Multimodal Configuration
General Bots integrates with botmodels—a Python service for multimodal AI tasks—to enable image generation, video creation, audio synthesis, and vision capabilities directly from BASIC scripts.
Architecture
┌─────────────┐ HTTPS ┌─────────────┐
│ botserver │ ────────────▶ │ botmodels │
│ (Rust) │ │ (Python) │
└─────────────┘ └─────────────┘
│ │
│ BASIC Keywords │ AI Models
│ - IMAGE │ - Stable Diffusion
│ - VIDEO │ - Zeroscope
│ - AUDIO │ - TTS/Whisper
│ - SEE │ - BLIP2
When a BASIC script calls a multimodal keyword, botserver forwards the request to botmodels, which runs the appropriate AI model and returns the generated content.
Configuration
Add these settings to your bot’s config.csv file to enable multimodal capabilities.
BotModels Service
| Key | Default | Description |
|---|---|---|
botmodels-enabled | false | Enable botmodels integration |
botmodels-host | 0.0.0.0 | Host address for botmodels service |
botmodels-port | 8085 | Port for botmodels service |
botmodels-api-key | — | API key for authentication |
botmodels-https | false | Use HTTPS for connection |
Image Generation
| Key | Default | Description |
|---|---|---|
image-generator-model | — | Path to image generation model |
image-generator-steps | 4 | Inference steps (more = higher quality, slower) |
image-generator-width | 512 | Output image width in pixels |
image-generator-height | 512 | Output image height in pixels |
image-generator-gpu-layers | 20 | Layers to offload to GPU |
image-generator-batch-size | 1 | Batch size for generation |
Video Generation
| Key | Default | Description |
|---|---|---|
video-generator-model | — | Path to video generation model |
video-generator-frames | 24 | Number of frames to generate |
video-generator-fps | 8 | Output frames per second |
video-generator-width | 320 | Output video width in pixels |
video-generator-height | 576 | Output video height in pixels |
video-generator-gpu-layers | 15 | Layers to offload to GPU |
video-generator-batch-size | 1 | Batch size for generation |
Example Configuration
key,value
botmodels-enabled,true
botmodels-host,0.0.0.0
botmodels-port,8085
botmodels-api-key,your-secret-key
botmodels-https,false
image-generator-model,../../../../data/diffusion/sd_turbo_f16.gguf
image-generator-steps,4
image-generator-width,512
image-generator-height,512
image-generator-gpu-layers,20
video-generator-model,../../../../data/diffusion/zeroscope_v2_576w
video-generator-frames,24
video-generator-fps,8
BASIC Keywords
Once configured, these keywords become available in your scripts.
IMAGE
Generate an image from a text prompt:
file = IMAGE "a sunset over mountains with purple clouds"
SEND FILE TO user, file
The keyword returns a path to the generated image file.
VIDEO
Generate a video from a text prompt:
file = VIDEO "a rocket launching into space"
SEND FILE TO user, file
Video generation is more resource-intensive than image generation.
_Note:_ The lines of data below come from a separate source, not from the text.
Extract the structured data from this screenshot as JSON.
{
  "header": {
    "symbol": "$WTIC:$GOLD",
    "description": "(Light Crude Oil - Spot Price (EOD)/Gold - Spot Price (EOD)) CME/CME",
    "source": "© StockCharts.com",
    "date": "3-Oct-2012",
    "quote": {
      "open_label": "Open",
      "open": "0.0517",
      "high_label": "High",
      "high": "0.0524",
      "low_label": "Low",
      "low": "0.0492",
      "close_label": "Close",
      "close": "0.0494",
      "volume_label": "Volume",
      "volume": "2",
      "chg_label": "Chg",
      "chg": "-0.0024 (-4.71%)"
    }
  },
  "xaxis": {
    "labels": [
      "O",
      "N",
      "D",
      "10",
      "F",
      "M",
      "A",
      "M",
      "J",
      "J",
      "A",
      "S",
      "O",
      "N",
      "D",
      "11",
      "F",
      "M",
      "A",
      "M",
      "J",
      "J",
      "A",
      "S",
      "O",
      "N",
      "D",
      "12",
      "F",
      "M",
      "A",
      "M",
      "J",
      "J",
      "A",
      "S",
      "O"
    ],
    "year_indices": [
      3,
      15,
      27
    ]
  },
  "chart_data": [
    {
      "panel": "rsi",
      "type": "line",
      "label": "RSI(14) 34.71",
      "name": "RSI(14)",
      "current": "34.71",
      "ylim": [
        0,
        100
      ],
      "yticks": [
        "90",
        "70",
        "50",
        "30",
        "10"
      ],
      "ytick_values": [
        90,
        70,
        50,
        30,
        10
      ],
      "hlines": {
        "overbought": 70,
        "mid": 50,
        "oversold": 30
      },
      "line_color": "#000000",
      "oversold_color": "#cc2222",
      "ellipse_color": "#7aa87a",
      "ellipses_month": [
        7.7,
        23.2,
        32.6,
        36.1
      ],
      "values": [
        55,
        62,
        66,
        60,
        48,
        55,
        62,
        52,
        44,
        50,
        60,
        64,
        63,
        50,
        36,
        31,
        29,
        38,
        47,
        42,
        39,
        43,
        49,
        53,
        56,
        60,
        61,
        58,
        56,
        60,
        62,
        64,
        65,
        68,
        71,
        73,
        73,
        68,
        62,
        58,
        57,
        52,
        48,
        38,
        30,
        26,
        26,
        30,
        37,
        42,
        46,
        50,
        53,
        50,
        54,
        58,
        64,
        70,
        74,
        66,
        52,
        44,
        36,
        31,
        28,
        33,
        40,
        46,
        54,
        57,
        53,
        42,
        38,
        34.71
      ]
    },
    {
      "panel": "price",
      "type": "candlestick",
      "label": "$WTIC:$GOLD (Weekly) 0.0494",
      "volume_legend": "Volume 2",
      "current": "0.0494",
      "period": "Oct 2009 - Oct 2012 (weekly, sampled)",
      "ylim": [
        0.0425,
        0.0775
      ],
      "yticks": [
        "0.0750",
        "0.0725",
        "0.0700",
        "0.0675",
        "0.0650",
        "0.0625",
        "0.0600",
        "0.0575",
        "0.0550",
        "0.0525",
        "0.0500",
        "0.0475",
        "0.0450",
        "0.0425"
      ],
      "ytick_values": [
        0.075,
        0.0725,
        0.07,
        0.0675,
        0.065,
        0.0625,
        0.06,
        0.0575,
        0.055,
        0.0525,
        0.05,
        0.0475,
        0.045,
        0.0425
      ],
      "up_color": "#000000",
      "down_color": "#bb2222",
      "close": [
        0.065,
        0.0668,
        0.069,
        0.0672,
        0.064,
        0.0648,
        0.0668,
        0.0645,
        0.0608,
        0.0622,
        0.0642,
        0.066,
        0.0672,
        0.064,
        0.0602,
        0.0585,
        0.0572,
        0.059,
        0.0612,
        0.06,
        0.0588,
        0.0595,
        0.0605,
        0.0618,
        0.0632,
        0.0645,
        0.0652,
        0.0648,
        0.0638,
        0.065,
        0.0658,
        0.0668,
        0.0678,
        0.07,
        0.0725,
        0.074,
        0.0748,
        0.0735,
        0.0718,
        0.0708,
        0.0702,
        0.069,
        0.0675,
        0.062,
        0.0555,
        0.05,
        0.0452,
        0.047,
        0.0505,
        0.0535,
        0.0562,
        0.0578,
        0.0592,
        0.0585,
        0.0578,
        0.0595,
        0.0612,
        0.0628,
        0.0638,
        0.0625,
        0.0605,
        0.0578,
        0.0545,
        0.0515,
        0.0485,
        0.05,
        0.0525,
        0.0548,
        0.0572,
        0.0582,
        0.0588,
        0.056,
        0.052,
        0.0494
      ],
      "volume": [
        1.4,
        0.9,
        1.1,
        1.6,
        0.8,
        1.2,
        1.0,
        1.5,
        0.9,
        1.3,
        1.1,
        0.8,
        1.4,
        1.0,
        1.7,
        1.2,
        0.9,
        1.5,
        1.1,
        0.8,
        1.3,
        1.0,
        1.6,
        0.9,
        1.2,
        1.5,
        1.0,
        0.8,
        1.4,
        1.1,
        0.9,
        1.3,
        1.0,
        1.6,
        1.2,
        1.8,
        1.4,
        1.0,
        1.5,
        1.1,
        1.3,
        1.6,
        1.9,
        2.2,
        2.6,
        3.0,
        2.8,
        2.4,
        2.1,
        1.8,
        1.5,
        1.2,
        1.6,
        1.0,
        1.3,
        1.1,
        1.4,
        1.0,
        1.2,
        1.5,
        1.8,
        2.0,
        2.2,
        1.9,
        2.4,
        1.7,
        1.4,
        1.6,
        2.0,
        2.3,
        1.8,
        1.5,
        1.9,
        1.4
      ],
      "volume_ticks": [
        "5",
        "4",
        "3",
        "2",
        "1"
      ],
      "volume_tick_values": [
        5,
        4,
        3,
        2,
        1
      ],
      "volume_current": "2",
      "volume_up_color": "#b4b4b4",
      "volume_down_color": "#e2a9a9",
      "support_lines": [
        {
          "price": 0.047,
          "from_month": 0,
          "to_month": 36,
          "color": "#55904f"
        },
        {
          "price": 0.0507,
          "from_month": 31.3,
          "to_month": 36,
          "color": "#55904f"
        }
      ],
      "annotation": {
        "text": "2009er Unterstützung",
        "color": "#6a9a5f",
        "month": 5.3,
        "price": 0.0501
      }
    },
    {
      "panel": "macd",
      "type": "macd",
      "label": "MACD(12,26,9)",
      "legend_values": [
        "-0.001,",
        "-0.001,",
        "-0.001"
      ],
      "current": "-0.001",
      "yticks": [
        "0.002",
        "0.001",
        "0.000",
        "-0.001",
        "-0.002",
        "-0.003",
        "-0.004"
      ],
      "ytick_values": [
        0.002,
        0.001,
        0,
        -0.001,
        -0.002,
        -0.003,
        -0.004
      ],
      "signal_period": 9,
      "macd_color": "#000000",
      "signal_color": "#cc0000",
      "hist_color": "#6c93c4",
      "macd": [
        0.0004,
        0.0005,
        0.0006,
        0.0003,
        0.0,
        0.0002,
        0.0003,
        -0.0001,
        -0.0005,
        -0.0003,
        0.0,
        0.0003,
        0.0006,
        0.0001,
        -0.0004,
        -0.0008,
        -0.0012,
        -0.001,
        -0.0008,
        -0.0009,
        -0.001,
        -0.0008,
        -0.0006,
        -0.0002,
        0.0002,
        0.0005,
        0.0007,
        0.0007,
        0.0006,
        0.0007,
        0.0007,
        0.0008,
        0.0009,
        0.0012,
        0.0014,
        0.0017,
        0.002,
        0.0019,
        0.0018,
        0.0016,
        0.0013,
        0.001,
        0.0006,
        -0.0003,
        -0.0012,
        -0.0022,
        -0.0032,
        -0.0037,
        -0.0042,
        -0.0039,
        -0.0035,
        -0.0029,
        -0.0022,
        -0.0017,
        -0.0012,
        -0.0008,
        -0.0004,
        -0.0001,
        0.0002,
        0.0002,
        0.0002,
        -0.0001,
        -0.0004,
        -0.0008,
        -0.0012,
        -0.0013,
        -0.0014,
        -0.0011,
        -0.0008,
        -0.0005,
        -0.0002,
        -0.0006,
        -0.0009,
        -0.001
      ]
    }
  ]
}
Expect longer processing times.
AUDIO
Generate speech audio from text:
file = AUDIO "Hello, welcome to our service!"
SEND FILE TO user, file
SEE
Analyze an image or video and get a description:
' Describe an image
caption = SEE "/path/to/image.jpg"
TALK caption
' Describe a video
description = SEE "/path/to/video.mp4"
TALK description
The SEE keyword uses vision models to understand visual content and return natural language descriptions.
Starting BotModels
Before using multimodal features, start the botmodels service:
cd botmodels
python -m uvicorn src.main:app --host 0.0.0.0 --port 8085
For production with HTTPS:
python -m uvicorn src.main:app \
--host 0.0.0.0 \
--port 8085 \
--ssl-keyfile key.pem \
--ssl-certfile cert.pem
BotModels API Endpoints
The botmodels service exposes these REST endpoints:
| Endpoint | Method | Description |
|---|---|---|
/api/image/generate | POST | Generate image from prompt |
/api/video/generate | POST | Generate video from prompt |
/api/speech/generate | POST | Generate speech from text |
/api/speech/totext | POST | Transcribe audio to text |
/api/vision/describe | POST | Describe an image |
/api/vision/describe_video | POST | Describe a video |
/api/vision/vqa | POST | Visual question answering |
/api/health | GET | Health check |
All endpoints except /api/health require the X-API-Key header for authentication.
Model Paths
Configure model paths relative to the botmodels service directory. Typical layout:
data/
├── diffusion/
│ ├── sd_turbo_f16.gguf # Stable Diffusion
│ └── zeroscope_v2_576w/ # Zeroscope video
├── tts/
│ └── model.onnx # Text-to-speech
├── whisper/
│ └── model.bin # Speech-to-text
└── vision/
└── blip2/ # Vision model
GPU Acceleration
Both image and video generation benefit significantly from GPU acceleration. Configure GPU layers based on your hardware:
| GPU VRAM | Recommended GPU Layers |
|---|---|
| 4GB | 8-12 |
| 8GB | 15-20 |
| 12GB+ | 25-35 |
Lower GPU layers if you experience out-of-memory errors.
Troubleshooting
“BotModels is not enabled”
Set botmodels-enabled=true in your config.csv.
Connection refused
Verify botmodels service is running and check host/port configuration. Test connectivity:
curl http://localhost:8085/api/health
Authentication failed
Ensure botmodels-api-key in config.csv matches the API_KEY environment variable in botmodels.
Model not found
Verify model paths are correct and models are downloaded to the expected locations.
Out of memory
Reduce gpu-layers or batch-size. Video generation is particularly memory-intensive.
Security Considerations
Use HTTPS in production. Set botmodels-https=true and configure SSL certificates on the botmodels service.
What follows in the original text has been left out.